Atmospheric particles influence visibility, health and climate but the mechanisms of their formation from initial clusters and their growth to detectable particles remain largely unknown. Previous studies show that reactions of methanesulfonic acid (MSA) with ammonia and amines form particles, a process which is enhanced by water. We report here results from a combined experimental-theoretical investigation of the effect of oxalic acid (OxA) on particle formation and growth from the reaction of MSA with trimethylamine (TMA) in the absence and presence of water. The gas phase reactants were mixed in an aerosol flow reactor (1 atm, 294 K). Particle number concentrations and size distributions were measured as a function of reaction time from 0.8–12 s. The interaction of OxA with TMA with and without water does not lead to significant particle formation. When OxA is present during the reaction of MSA with TMA, there is little change (≤2 times more) in the particle number concentration but particles are larger compared to the base case of MSA with TMA alone.

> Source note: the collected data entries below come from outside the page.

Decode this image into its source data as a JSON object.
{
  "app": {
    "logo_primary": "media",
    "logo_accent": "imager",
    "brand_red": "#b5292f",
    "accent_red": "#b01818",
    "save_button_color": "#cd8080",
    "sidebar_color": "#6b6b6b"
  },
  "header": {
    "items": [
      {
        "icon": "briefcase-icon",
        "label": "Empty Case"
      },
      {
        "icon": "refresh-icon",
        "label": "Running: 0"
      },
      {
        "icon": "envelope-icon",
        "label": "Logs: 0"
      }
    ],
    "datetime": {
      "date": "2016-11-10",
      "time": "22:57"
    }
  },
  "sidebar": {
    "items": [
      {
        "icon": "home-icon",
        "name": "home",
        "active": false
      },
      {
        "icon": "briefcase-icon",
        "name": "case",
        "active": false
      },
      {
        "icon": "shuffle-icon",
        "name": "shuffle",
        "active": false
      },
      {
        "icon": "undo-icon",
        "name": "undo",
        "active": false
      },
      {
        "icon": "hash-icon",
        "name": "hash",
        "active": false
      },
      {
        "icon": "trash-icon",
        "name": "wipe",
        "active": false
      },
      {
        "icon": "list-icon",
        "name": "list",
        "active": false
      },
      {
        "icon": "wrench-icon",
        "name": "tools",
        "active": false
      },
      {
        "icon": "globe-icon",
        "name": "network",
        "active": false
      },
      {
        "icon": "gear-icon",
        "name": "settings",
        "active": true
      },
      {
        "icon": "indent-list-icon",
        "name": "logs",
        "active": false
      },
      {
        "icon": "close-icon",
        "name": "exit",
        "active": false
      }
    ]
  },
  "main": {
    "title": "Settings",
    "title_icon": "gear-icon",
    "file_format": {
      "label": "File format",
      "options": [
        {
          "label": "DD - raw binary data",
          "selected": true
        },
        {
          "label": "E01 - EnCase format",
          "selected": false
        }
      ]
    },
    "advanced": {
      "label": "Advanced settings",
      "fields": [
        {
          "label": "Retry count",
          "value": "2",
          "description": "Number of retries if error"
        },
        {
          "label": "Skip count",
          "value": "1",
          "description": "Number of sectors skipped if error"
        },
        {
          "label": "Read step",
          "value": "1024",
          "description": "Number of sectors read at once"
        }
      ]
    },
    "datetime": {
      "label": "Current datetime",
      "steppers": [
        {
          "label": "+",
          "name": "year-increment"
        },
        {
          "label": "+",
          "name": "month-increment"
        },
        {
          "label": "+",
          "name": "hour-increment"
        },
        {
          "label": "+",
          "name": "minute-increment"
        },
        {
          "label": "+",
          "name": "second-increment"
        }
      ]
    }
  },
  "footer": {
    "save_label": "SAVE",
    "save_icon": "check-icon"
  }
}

However, the presence of water with MSA and TMA overwhelms the effect of OxA so that OxA has no significant impact on particle number concentration or size. Results of these experiments suggest the MSA hydrate is important for particle formation and growth of the four component OxA–MSA–TMA–H₂O system. These results are compared to earlier studies of the effect of OxA on the MSA–methylamine reaction and interpreted based on theoretically calculated properties of small clusters of the components.